Me quedé en silencio, me destapé y luché por levantarme de la cama. Huaiyuan estaba en una situación peligrosa, podía presentirlo, algo le debía haber pasado, ¡no podía quedarme aquí sin hacer nada!

"¡Qingyang!" Zongwang me miró.

"Hermano, por favor, déjame ir. Te lo agradecería muchísimo." Lo miré, suplicándole con lágrimas en los ojos.

"Tú..." Al ver mi determinación, suspiró y se acercó para apoyarme: "Iré contigo. ¿Adónde vas?"

"Yo... no lo sé." Negué con la cabeza sin pensar.

—¿No lo sabes? —Zong Wang rió furioso—. ¡¿No sabes nada y aun así te escapaste a la zona de guerra tú solo?! ¡Qingyang, ¿cuándo cambiarás tu naturaleza imprudente?!

"Zhu Ri regresó corriendo por su cuenta. ¡Algo le debe haber pasado a Huai Yuan!", exclamé alarmada, con lágrimas en los ojos. "No tengo otra opción. Tengo que encontrarlo. Aunque tenga que poner Bianjing patas arriba, lo encontraré. Hermano, tienes que ayudarme. Sé que puedes hacerlo. ¡Tienes que ayudarme!"

—¡Ay! Debí de deberte algo en mi vida pasada —murmuró Zongwang con impotencia, extendiendo la mano para secarme las lágrimas. Instintivamente, esquivé su mano. La dejó suspendida en el aire, y me miró con furia.

—Lo siento —dije con tono de disculpa, mirándolo—. Estoy casada, hermano.

"¡Liu Yanzong!" Zong Wang, con el rostro pálido, se giró de repente y gritó: "¡Ve y averigua dónde tuvo lugar la batalla hace tres días!"
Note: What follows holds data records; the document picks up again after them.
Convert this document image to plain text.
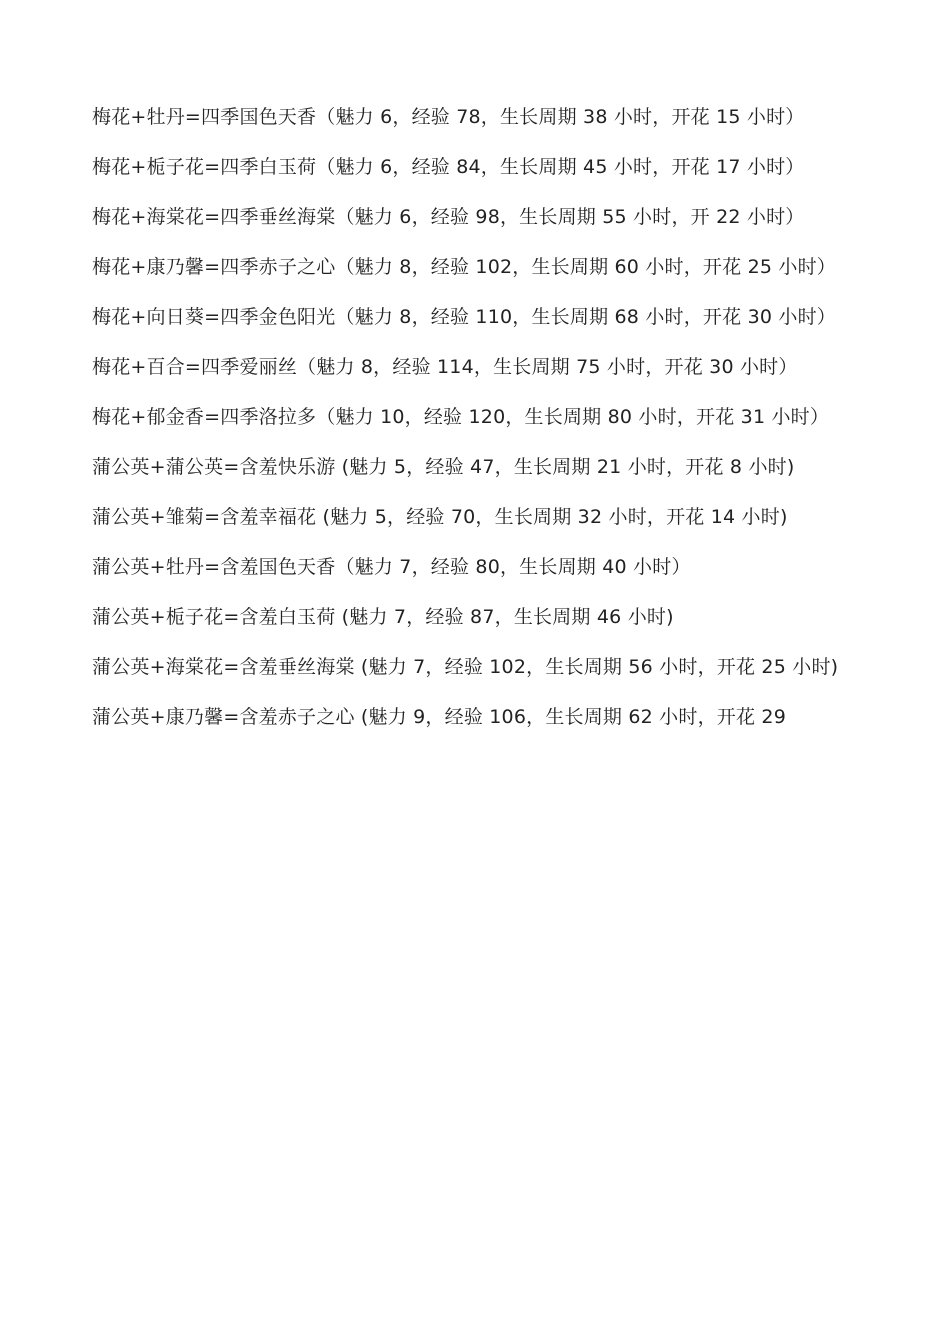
梅花+牡丹=四季国色天香（魅力 6，经验 78，生长周期 38 小时，开花 15 小时）

梅花+栀子花=四季白玉荷（魅力 6，经验 84，生长周期 45 小时，开花 17 小时）

梅花+海棠花=四季垂丝海棠（魅力 6，经验 98，生长周期 55 小时，开 22 小时）

梅花+康乃馨=四季赤子之心（魅力 8，经验 102，生长周期 60 小时，开花 25 小时）

梅花+向日葵=四季金色阳光（魅力 8，经验 110，生长周期 68 小时，开花 30 小时）

梅花+百合=四季爱丽丝（魅力 8，经验 114，生长周期 75 小时，开花 30 小时）

梅花+郁金香=四季洛拉多（魅力 10，经验 120，生长周期 80 小时，开花 31 小时）

蒲公英+蒲公英=含羞快乐游 (魅力 5，经验 47，生长周期 21 小时，开花 8 小时)

蒲公英+雏菊=含羞幸福花 (魅力 5，经验 70，生长周期 32 小时，开花 14 小时)

蒲公英+牡丹=含羞国色天香（魅力 7，经验 80，生长周期 40 小时）

蒲公英+栀子花=含羞白玉荷 (魅力 7，经验 87，生长周期 46 小时)

蒲公英+海棠花=含羞垂丝海棠 (魅力 7，经验 102，生长周期 56 小时，开花 25 小时)

蒲公英+康乃馨=含羞赤子之心 (魅力 9，经验 106，生长周期 62 小时，开花 29
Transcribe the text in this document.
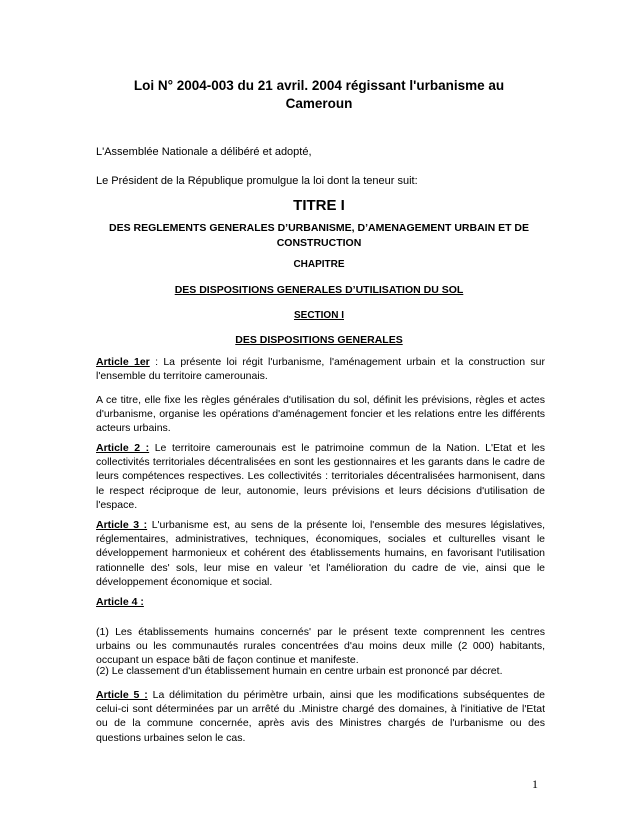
Loi N° 2004-003 du 21 avril. 2004 régissant l'urbanisme au
Cameroun
L'Assemblée Nationale a délibéré et adopté,
Le Président de la République promulgue la loi dont la teneur suit:
TITRE I
DES REGLEMENTS GENERALES D’URBANISME, D’AMENAGEMENT URBAIN ET DE CONSTRUCTION
CHAPITRE
DES DISPOSITIONS GENERALES D’UTILISATION DU SOL
SECTION I
DES DISPOSITIONS GENERALES

Article 1er : La présente loi régit l'urbanisme, l'aménagement urbain et la construction sur l'ensemble du territoire camerounais.

A ce titre, elle fixe les règles générales d'utilisation du sol, définit les prévisions, règles et actes d'urbanisme, organise les opérations d'aménagement foncier et les relations entre les différents acteurs urbains.

Article 2 : Le territoire camerounais est le patrimoine commun de la Nation. L'Etat et les collectivités territoriales décentralisées en sont les gestionnaires et les garants dans le cadre de leurs compétences respectives. Les collectivités : territoriales décentralisées harmonisent, dans le respect réciproque de leur, autonomie, leurs prévisions et leurs décisions d'utilisation de l'espace.

Article 3 : L'urbanisme est, au sens de la présente loi, l'ensemble des mesures législatives, réglementaires, administratives, techniques, économiques, sociales et culturelles visant le développement harmonieux et cohérent des établissements humains, en favorisant l'utilisation rationnelle des' sols, leur mise en valeur 'et l'amélioration du cadre de vie, ainsi que le développement économique et social.

Article 4 :

(1) Les établissements humains concernés' par le présent texte comprennent les centres urbains ou les communautés rurales concentrées d'au moins deux mille (2 000) habitants, occupant un espace bâti de façon continue et manifeste.

(2) Le classement d'un établissement humain en centre urbain est prononcé par décret.

Article 5 : La délimitation du périmètre urbain, ainsi que les modifications subséquentes de celui-ci sont déterminées par un arrêté du .Ministre chargé des domaines, à l'initiative de l'Etat ou de la commune concernée, après avis des Ministres chargés de l'urbanisme ou des questions urbaines selon le cas.

1
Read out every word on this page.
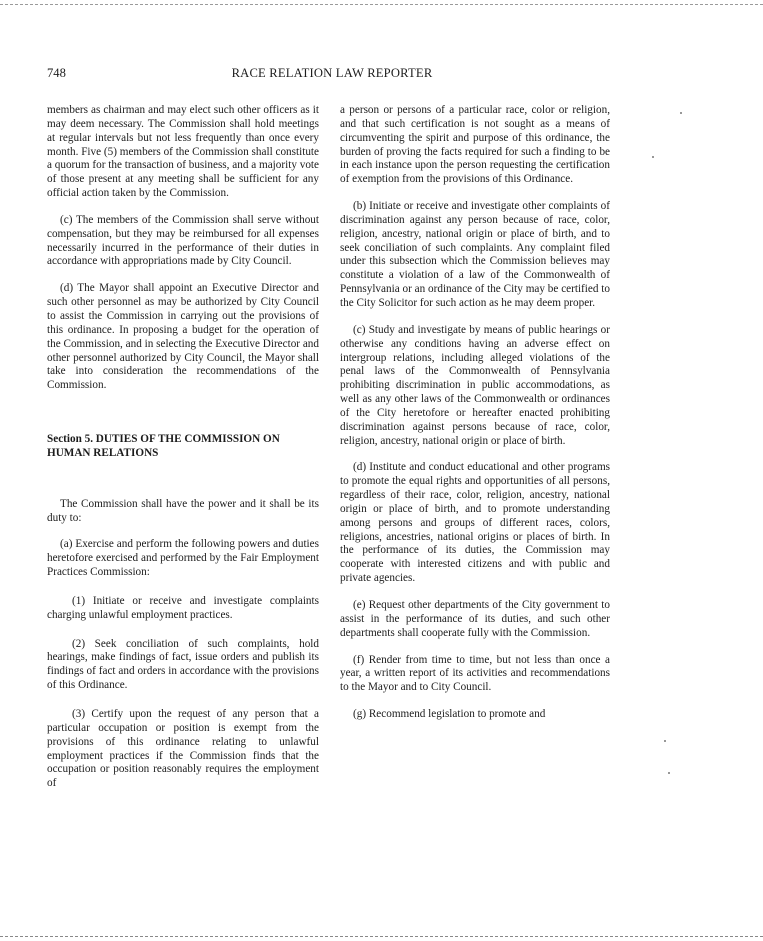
748	RACE RELATION LAW REPORTER

members as chairman and may elect such other officers as it may deem necessary. The Commission shall hold meetings at regular intervals but not less frequently than once every month. Five (5) members of the Commission shall constitute a quorum for the transaction of business, and a majority vote of those present at any meeting shall be sufficient for any official action taken by the Commission.

(c) The members of the Commission shall serve without compensation, but they may be reimbursed for all expenses necessarily incurred in the performance of their duties in accordance with appropriations made by City Council.

(d) The Mayor shall appoint an Executive Director and such other personnel as may be authorized by City Council to assist the Commission in carrying out the provisions of this ordinance. In proposing a budget for the operation of the Commission, and in selecting the Executive Director and other personnel authorized by City Council, the Mayor shall take into consideration the recommendations of the Commission.

Section 5. DUTIES OF THE COMMISSION ON HUMAN RELATIONS

The Commission shall have the power and it shall be its duty to:

(a) Exercise and perform the following powers and duties heretofore exercised and performed by the Fair Employment Practices Commission:

(1) Initiate or receive and investigate complaints charging unlawful employment practices.

(2) Seek conciliation of such complaints, hold hearings, make findings of fact, issue orders and publish its findings of fact and orders in accordance with the provisions of this Ordinance.

(3) Certify upon the request of any person that a particular occupation or position is exempt from the provisions of this ordinance relating to unlawful employment practices if the Commission finds that the occupation or position reasonably requires the employment of

a person or persons of a particular race, color or religion, and that such certification is not sought as a means of circumventing the spirit and purpose of this ordinance, the burden of proving the facts required for such a finding to be in each instance upon the person requesting the certification of exemption from the provisions of this Ordinance.

(b) Initiate or receive and investigate other complaints of discrimination against any person because of race, color, religion, ancestry, national origin or place of birth, and to seek conciliation of such complaints. Any complaint filed under this subsection which the Commission believes may constitute a violation of a law of the Commonwealth of Pennsylvania or an ordinance of the City may be certified to the City Solicitor for such action as he may deem proper.

(c) Study and investigate by means of public hearings or otherwise any conditions having an adverse effect on intergroup relations, including alleged violations of the penal laws of the Commonwealth of Pennsylvania prohibiting discrimination in public accommodations, as well as any other laws of the Commonwealth or ordinances of the City heretofore or hereafter enacted prohibiting discrimination against persons because of race, color, religion, ancestry, national origin or place of birth.

(d) Institute and conduct educational and other programs to promote the equal rights and opportunities of all persons, regardless of their race, color, religion, ancestry, national origin or place of birth, and to promote understanding among persons and groups of different races, colors, religions, ancestries, national origins or places of birth. In the performance of its duties, the Commission may cooperate with interested citizens and with public and private agencies.

(e) Request other departments of the City government to assist in the performance of its duties, and such other departments shall cooperate fully with the Commission.

(f) Render from time to time, but not less than once a year, a written report of its activities and recommendations to the Mayor and to City Council.

(g) Recommend legislation to promote and
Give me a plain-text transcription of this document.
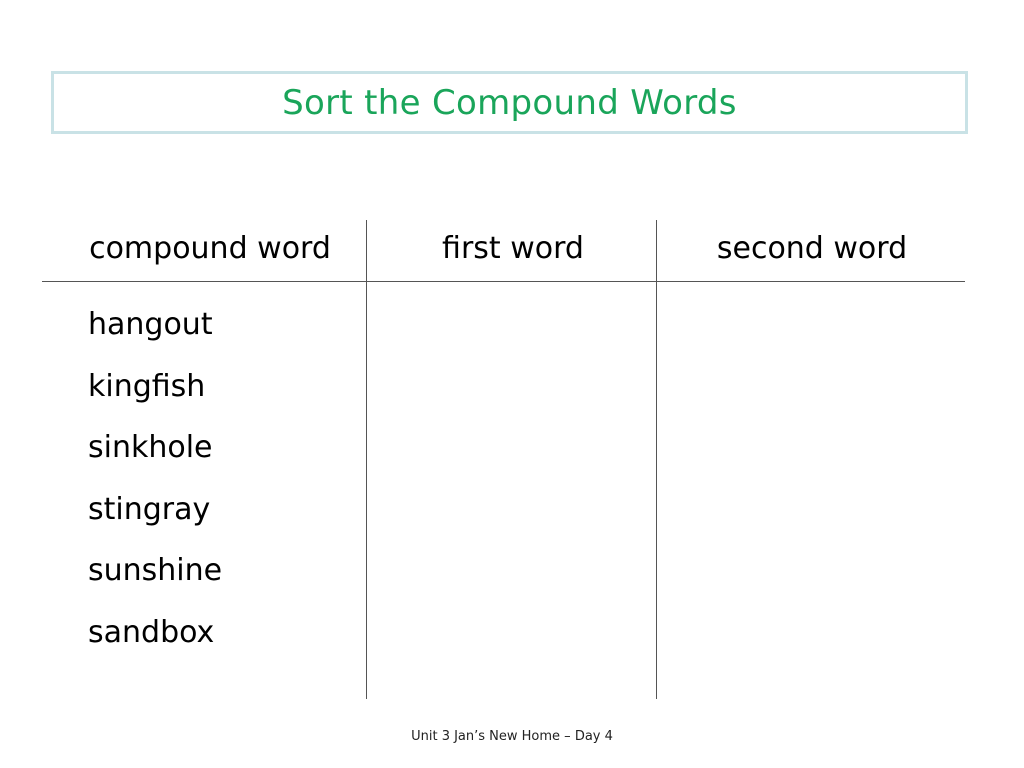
Sort the Compound Words
compound word	first word	second word
hangout
kingfish
sinkhole
stingray
sunshine
sandbox
Unit 3 Jan’s New Home – Day 4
¿Tres días? ¿He estado inconsciente durante tres días? Salté y salí corriendo: ¡Maldita sea! ¿Qué pasa con Huaiyuan? ¡Consejero militar Liu, espérame, iré contigo!

Ya han pasado tres días, un poco más no hará ninguna diferencia. Si Huaiyuan hubiera estado en problemas, ya habría... Zongwang me agarró la muñeca y se burló fríamente: "No sirve de nada preocuparse ahora. Lo único que podemos hacer es dar lo mejor de nosotros y dejar el resto en manos del destino".